Running a business full time is a lot of work. Not only are you running the company, you’re attempting to keep employees happy (if you have them), trying to get the word out about your business, and on top of that, trying to manage your finances.

Understanding your financial statements is key to effectively running your business and making smart decisions. Your financial statements can shed light on areas of your business and can help you identify areas for growth and for improvement.

Here are a few examples of things your financial statements can tell you.

The balance sheet tells you about the resources (or sometimes lack of resources) in your business. This financial statement is measured at a point in time (as compared to a period of time). Here are some of the measurements the balance sheet is responsible for telling you:

  • How much cash do you have?
  • What is the net book value (NBV) of any property and equipment you are holding for business use? NBV…that is the original cost less depreciation.
  • How much do people owe you? How much do you owe others?
  • How much is left in your business after all your liabilities are taken care of (a.k.a equity)?
  • How much of your business is financed by long-term debt versus financed by you (or any partners you might have)?
  • Speaking of long-term debt, what principal portion of that debt is due within the next year?
  • What is your ability to pay your current liabilities with current assets (aka working capital)? No so fast, what’s makes them current? Typically current liabilities and assets are those that are expected to be paid or consumed (or received in the case of accounts receivable) within the next year.

The income statement tells you about the profitability (or again sometimes lack of profitability) of your business. This financial statement is measured for a period of time, such as a month, quarter or year. Here are some of the measurements the income statement is responsible for telling you:

  • What was the gross margin for the period (gross income - cost of goods)?
  • What were your operating expenses for the period?
  • What was the net income for the period (gross margin – operating expenses – other income/expense)?

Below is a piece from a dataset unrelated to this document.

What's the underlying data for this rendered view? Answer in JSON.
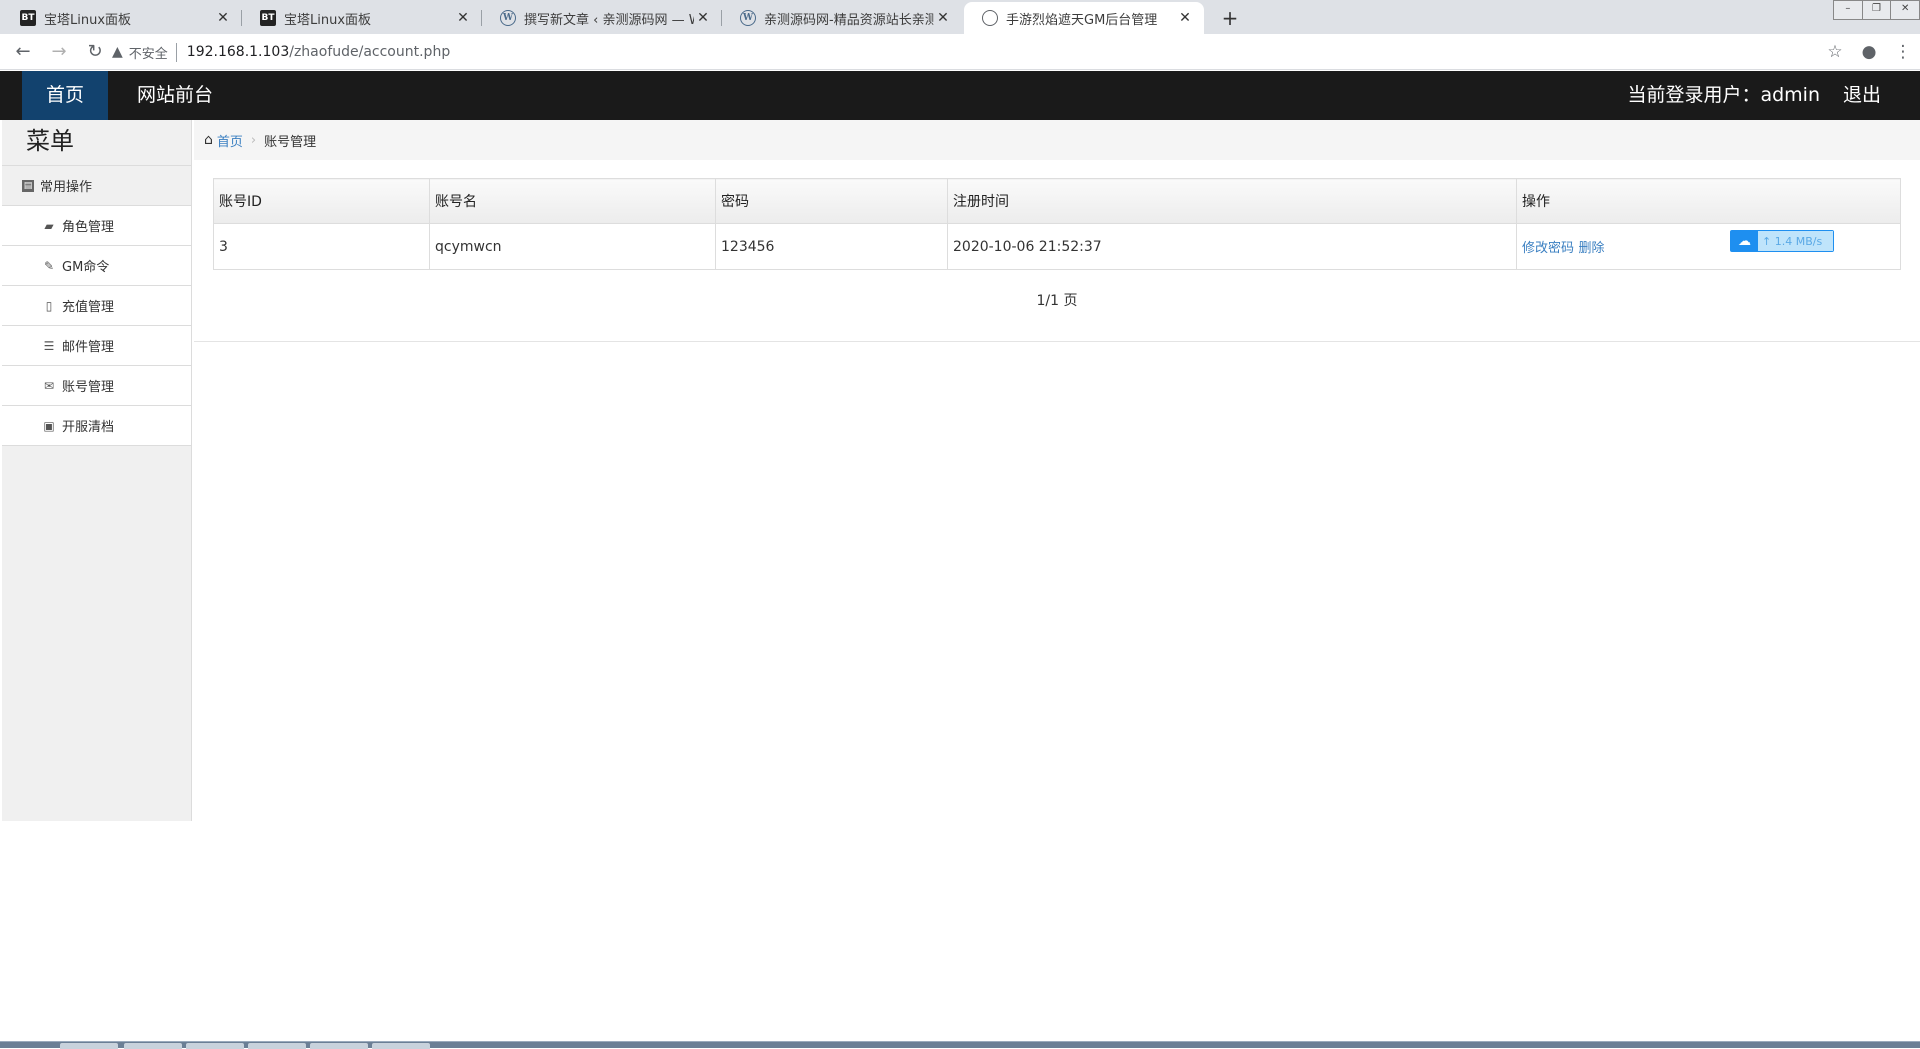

In addition if you are tracking your income and expenses by profit centers (ex. job, department, product line, etc.), you would be able to see all of the above measurements by those profit centers. This is especially valuable as it helps determine where you are making money or losing money.

The statement of cash flows tells you about the sources and uses of your cash. In other words where did it all come from and where did it all go?

You can take your financial statements to the next level by comparing your current performance against historical performance, benchmarking yourself against your industry and peers, and projecting your future performance.

  • You against you…viewing your financial statements historically allows you to see changes in balances and trends in your performance (good or bad).
  • You against the industry….viewing your financial statements against industry data or standards allows you to see how you stack up. Where are you better than the industry or where can you improve compared to the industry?
  • Projecting your future…projecting where you see yourself financially can be a valuable tool in budgeting your expenditures and managing your business. The most valuable projections are done on a rolling basis, meaning the projections are changing as your business changes. Projections that are only looked at on an annual basis do not provide as much value.

To wrap it all up, financial statements provide a wealth of information for you to make more informed decisions about your business. Knowing and understanding where you stand financially can mean the success or failure of your business.